Straddling Continents and Cultures in Istanbul

Istanbul is quite the unique city. It strategically sits on the Bosphorus Strait, one of the world’s busiest trade routes, that connects the Black Sea to the Sea of Marmara and ultimately the Mediterranean. The city also straddles two continents: Europe and Asia. It’s unparalleled location gives it a unique blending of Eastern and Western culture mixed in with over 2,500 years of history.

The Hagia Sofia

The Blue Mosque

Istanbul’s main historic and religious sights date back to Roman, Byzantine, and Ottoman periods. Two of the most famous religious buildings in the city lie directly across from one another at Sultanahmet Square: The Hagia Sofia and the Blue Mosque.

The Hagia Sofia was originally built as a Greek Orthodox cathedral in 537.  It served as a church until it was converted into a mosque when Constantinople was taken over by the Ottomans in 1453. Since 1929, however, the building no longer holds services and is considered a museum.

The Blue Mosque was built much later between 1609-1616.  Its official name is the Sultanahmet Mosque but is commonly referred to as the Blue Mosque due to the blue titles that adorn the interior.

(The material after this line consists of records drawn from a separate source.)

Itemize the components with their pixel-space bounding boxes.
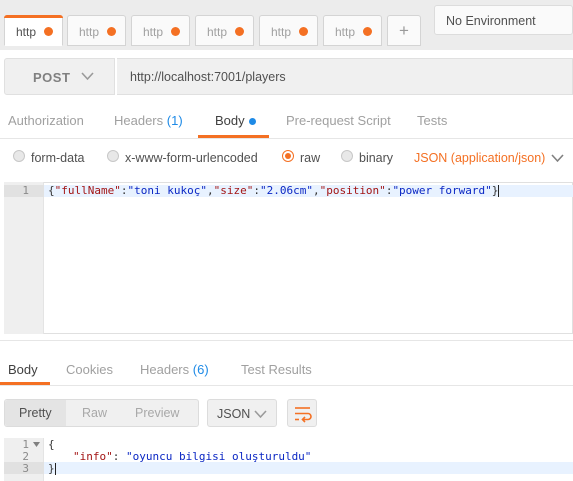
unsaved-dot-icon — [171, 27, 180, 36]
request-tab-label: http — [271, 25, 292, 39]
code-token: { — [48, 184, 55, 197]
request-tab-label: http — [79, 25, 100, 39]
response-code-line: "info": "oyuncu bilgisi oluşturuldu" — [73, 450, 312, 463]
raw-button[interactable]: Raw — [82, 406, 107, 420]
text-cursor — [498, 185, 500, 197]
json-key: "size" — [213, 184, 254, 197]
code-token: { — [48, 438, 55, 451]
unsaved-dot-icon — [235, 27, 244, 36]
radio-form-data-label[interactable]: form-data — [31, 151, 85, 165]
tab-prerequest-script[interactable]: Pre-request Script — [286, 113, 391, 128]
divider — [0, 138, 573, 139]
wrap-lines-button[interactable] — [287, 399, 317, 427]
headers-count-badge: (1) — [166, 113, 183, 128]
response-headers-count-badge: (6) — [192, 362, 209, 377]
chevron-down-icon — [81, 72, 94, 81]
request-body-code-line[interactable]: {"fullName":"toni kukoç","size":"2.06cm"… — [48, 184, 500, 197]
fold-arrow-icon[interactable] — [33, 442, 40, 448]
wrap-lines-icon — [295, 407, 312, 423]
http-method-label: POST — [33, 70, 71, 85]
response-format-dropdown[interactable]: JSON — [207, 399, 277, 427]
code-token: } — [491, 184, 499, 197]
json-string: "oyuncu bilgisi oluşturuldu" — [126, 450, 312, 463]
response-format-label: JSON — [217, 407, 251, 421]
url-input-value: http://localhost:7001/players — [130, 70, 286, 84]
response-tab-headers[interactable]: Headers (6) — [140, 362, 209, 377]
request-tab-3[interactable]: http — [131, 15, 190, 46]
tab-tests[interactable]: Tests — [417, 113, 447, 128]
body-modified-dot-icon — [249, 118, 256, 125]
radio-urlencoded[interactable] — [107, 150, 119, 162]
unsaved-dot-icon — [363, 27, 372, 36]
request-tab-label: http — [335, 25, 356, 39]
editor-gutter — [4, 182, 44, 334]
unsaved-dot-icon — [107, 27, 116, 36]
response-tab-body[interactable]: Body — [8, 362, 38, 377]
chevron-down-icon — [254, 410, 267, 419]
pretty-button[interactable]: Pretty — [19, 406, 52, 420]
request-tab-4[interactable]: http — [195, 15, 254, 46]
active-line-highlight — [44, 462, 573, 474]
request-tab-6[interactable]: http — [323, 15, 382, 46]
request-tab-2[interactable]: http — [67, 15, 126, 46]
json-key: "info" — [73, 450, 113, 463]
request-tab-5[interactable]: http — [259, 15, 318, 46]
response-tab-cookies[interactable]: Cookies — [66, 362, 113, 377]
json-string: "power forward" — [392, 184, 492, 197]
unsaved-dot-icon — [44, 27, 53, 36]
response-tab-headers-label: Headers — [140, 362, 190, 377]
tab-headers-label: Headers — [114, 113, 164, 128]
code-token: } — [48, 462, 55, 475]
json-string: "2.06cm" — [259, 184, 313, 197]
content-type-dropdown[interactable]: JSON (application/json) — [414, 151, 545, 165]
radio-form-data[interactable] — [13, 150, 25, 162]
radio-raw-label[interactable]: raw — [300, 151, 320, 165]
response-tab-test-results[interactable]: Test Results — [241, 362, 312, 377]
environment-selected-label: No Environment — [446, 14, 536, 28]
radio-raw[interactable] — [282, 150, 294, 162]
chevron-down-icon[interactable] — [551, 153, 564, 163]
request-tab-1[interactable]: http — [4, 15, 63, 46]
json-string: "toni kukoç" — [127, 184, 207, 197]
divider — [0, 385, 573, 386]
response-code-line: } — [48, 463, 56, 475]
text-cursor — [54, 463, 56, 475]
json-key: "fullName" — [54, 184, 121, 197]
radio-binary[interactable] — [341, 150, 353, 162]
request-tab-label: http — [207, 25, 228, 39]
line-number: 1 — [22, 184, 29, 197]
divider — [0, 340, 573, 341]
radio-binary-label[interactable]: binary — [359, 151, 393, 165]
tab-body[interactable]: Body — [215, 113, 245, 128]
http-method-dropdown[interactable]: POST — [4, 58, 115, 95]
active-tab-accent — [4, 15, 63, 18]
line-number: 3 — [22, 462, 29, 475]
environment-selector[interactable]: No Environment — [434, 5, 573, 35]
tab-authorization[interactable]: Authorization — [8, 113, 84, 128]
url-input[interactable]: http://localhost:7001/players — [117, 58, 573, 95]
add-tab-button[interactable]: + — [387, 15, 421, 46]
request-body-editor[interactable] — [4, 182, 573, 334]
unsaved-dot-icon — [299, 27, 308, 36]
radio-urlencoded-label[interactable]: x-www-form-urlencoded — [125, 151, 258, 165]
request-tab-label: http — [16, 25, 37, 39]
tab-headers[interactable]: Headers (1) — [114, 113, 183, 128]
request-tab-label: http — [143, 25, 164, 39]
json-key: "position" — [319, 184, 386, 197]
preview-button[interactable]: Preview — [135, 406, 179, 420]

The interior of the Hagia Sofia

Mosaics and stone tiles lining the walls of the Hagia Sofia

Based on timing, we chose to only visit the inside of the Hagia Sofia. The interior of the Hagia Sofia is beautifully decorated with incredibly detailed mosaics, large stone titles, and marble pillars. The decorations within have changed and evolved over the many centuries since its initial construction.

The detail and color of the mosaics were incredible

A mosaic of a Hexapterygon or six-winged angel

Crosses that were painted over with Islamic art.

The interior of the dome

We noticed these fliers placed on the interior walls and instantly recognized them as lidar survey markers. Way cool!

Some of the painted(left one) and real(right two) stone tiles lining the walls inside.

Artwork adorning the Hagia Sophia – interestingly, the stone on the far left depicts dolphins and tridents – both relating to worship of the sea god Poseidon/Neptune, which pre-date Christianity.

Immense scaffolding being used to do restoration work on the interior

Egyptian Spice Bazaar

After the Hagia Sofia, we headed to the two famous bazaars in the city: the Egyptian Spice Bazaar and the Grand Bazaar. The Spice Bazaar was an explosion of color and smells. Here vividly colored spices are displayed alongside Turkish delight, nuts, and every kind of dried fruit imaginable. Built in 1660, the bazaar was and still is the center for spice trade in Istanbul.

One of the many streets in the Grand Bazaar

The Grand Bazaar is HUGE. It spans 61 covered streets and contains over 3,000 shops. The core of the Bazaar was constructed in 1455 and continued to expand until the 17th century. The Bazaar can be like a maze, trapping visitors for hours as they wind their way through shops selling leather, jewelry, metal work, spices, and carpets.

Views from the Bosphorus Straight

Near the Spice Market is Topkapi Palace, the home of the Ottoman sultans from 1465–1856. The Palace lies on the shores of the Bosphorus and at one point housed over 4,000 people. Thick, tall walls surround four large courtyards and numerous buildings.

One of the views of the Bosphorus from Topkapi Palace

Architectural details around Topkapi Palace

Dome interior at Topkapi Palace

Kaleidoscope of Islamic tiles from Topkapi Palace

From Istanbul we flew to Nevşehir and the Anatolian plains to visit Cappadocia, a region of unwordly beauty and fascinating geology. Bring on the adventure!